How Much Should Your EMI Be?

Are you planning to invest in real estate or a residential property in Pune? Since you are here, we believe the answer is yes, and we understand that you are looking for a way to manage and plan your EMIs in the best way possible. 

This guide will help you plan your EMI expenses without impacting your personal and emergency budgets. 

So, let's get started! 

Buying a house is one of the most significant purchases, as it is considered a once-in-a-lifetime investment. And because residential home loans are readily available, you would want to utilize them to finance your home purchase. However, if not managed properly you may experience financial difficulties after buying a house and find it tricky to manage your household expenses while paying a large sum towards monthly EMIs. 

The amount of EMI you pay depends on the amount of money you borrow. The amount of money you can borrow may depend on what your lender feels you are qualified to borrow. 

If we talk about Pune and Mumbai, particularly, most families have two working members, and the chances of securing a higher loan are good. However, just because you are qualified for a large sum of loan does not imply you should apply for it. We suggest borrowing an amount you can repay without feeling the burden of EMIs. 

When investing in a residential property in Pune, you shouldn't just consider EMIs as the only deciding factor. You will additionally need to pay 15-20% of the total cost as a down payment from your pocket. We would not recommend you deplete your savings funds to make this payment, as it would be wrong. 

When purchasing a residential property still under construction, you should also account for paying rent in addition to your EMI. Even if a bank is ready to grant you a substantial loan, you must determine if you can afford the rent and the EMI. 

In addition to paying your housing loan EMIs, you may also need to pay for other fixed expenditures such as term and health insurance, car insurance, school tuition fee, etc. If you already have a personal loan, your EMI payment capacity for a house loan would reduce even further. 

Financial advisors recommend that your EMIs for all your loans should not exceed 45-50 percent of your entire monthly income. If you are under 30 and don't have a lot of financial obligations, you could stretch your monthly EMIs to 50% of your salary. But we suggest keeping it at 40% at max for better financial stability. 

Depending on your earnings, 15-20 percent of your gross monthly income should be invested to build a retirement fund that can last at least 20 years. 

There are a few strategies that might assist you in reducing your real estate loan EMI. Let's discuss some of them here. 

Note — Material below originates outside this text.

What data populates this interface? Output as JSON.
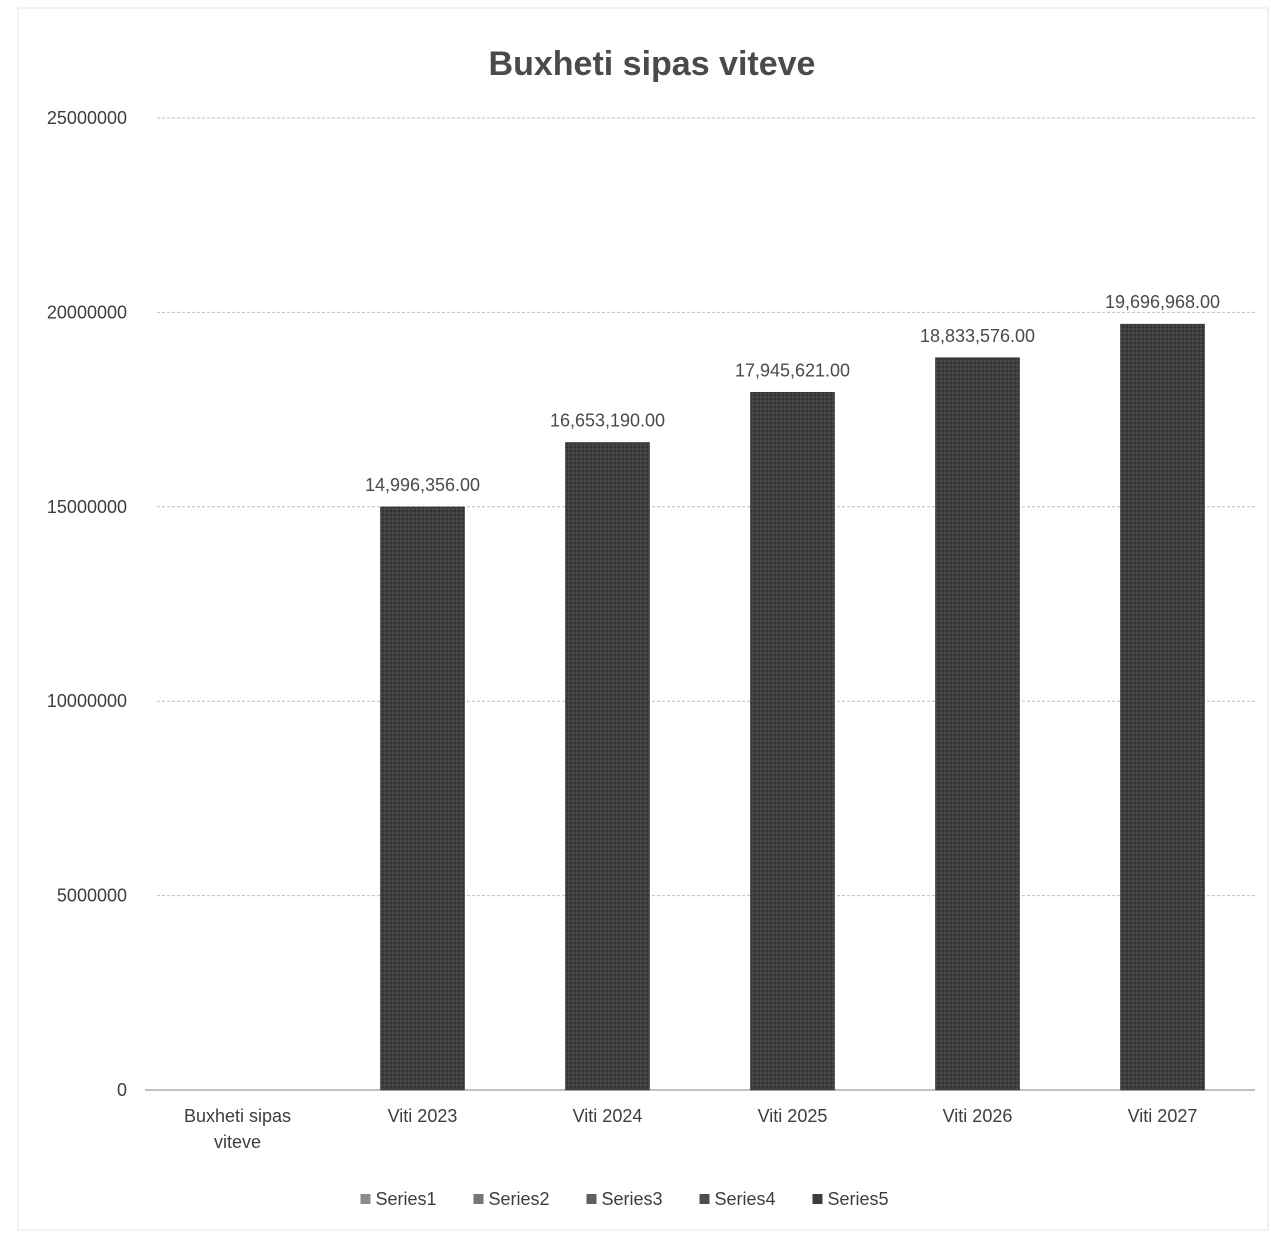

●       The bigger the loan, the more interest you'll have to pay and the higher your EMIs will be. Settling a large portion as a down payment is a prudent choice. It will help you lower your loan's EMI and save money in the long run. 

●       Opt for a Step-Down EMI Plan offered by several banks and non-banking financing providers. According to this arrangement, you must pay a higher EMI at the beginning of the term, but the EMI amount steadily reduces as the principal balance falls with each monthly payment. This strategy might help you save money on interest in the later years of your loan. 

●       If you have an excellent relationship with your existing bank, you could negotiate a reduced interest rate on your loan. Banks do so for their current customers to boost brand loyalty and attract new ones. 

●       Pre-paying your debt might save you money. You could partially or entirely pay back your debt if you have earned a raise or have acquired some new money. As we all know, a larger loan balance means a greater interest rate. 

●       Balance transfer loans have lower interest rates and can help you lower your loan EMIs. However, you should check for additional variables such as processing costs and other expenses to ensure that shifting your loan to another bank is worthwhile. 

Taking a loan to buy real estate or residential property is a good investment. A loan can fund a short-term need or help you achieve a long-term objective. However, considering the interest charges on the EMI due, a loan is also an extra price. A higher interest rate will increase the cost of repaying your mortgage. The amount of EMI you must pay increases automatically as the rate of interest rises. Hence, we always advise our clients to take a wise and informed decision when taking a loan to buy property in Pune or Mumbai.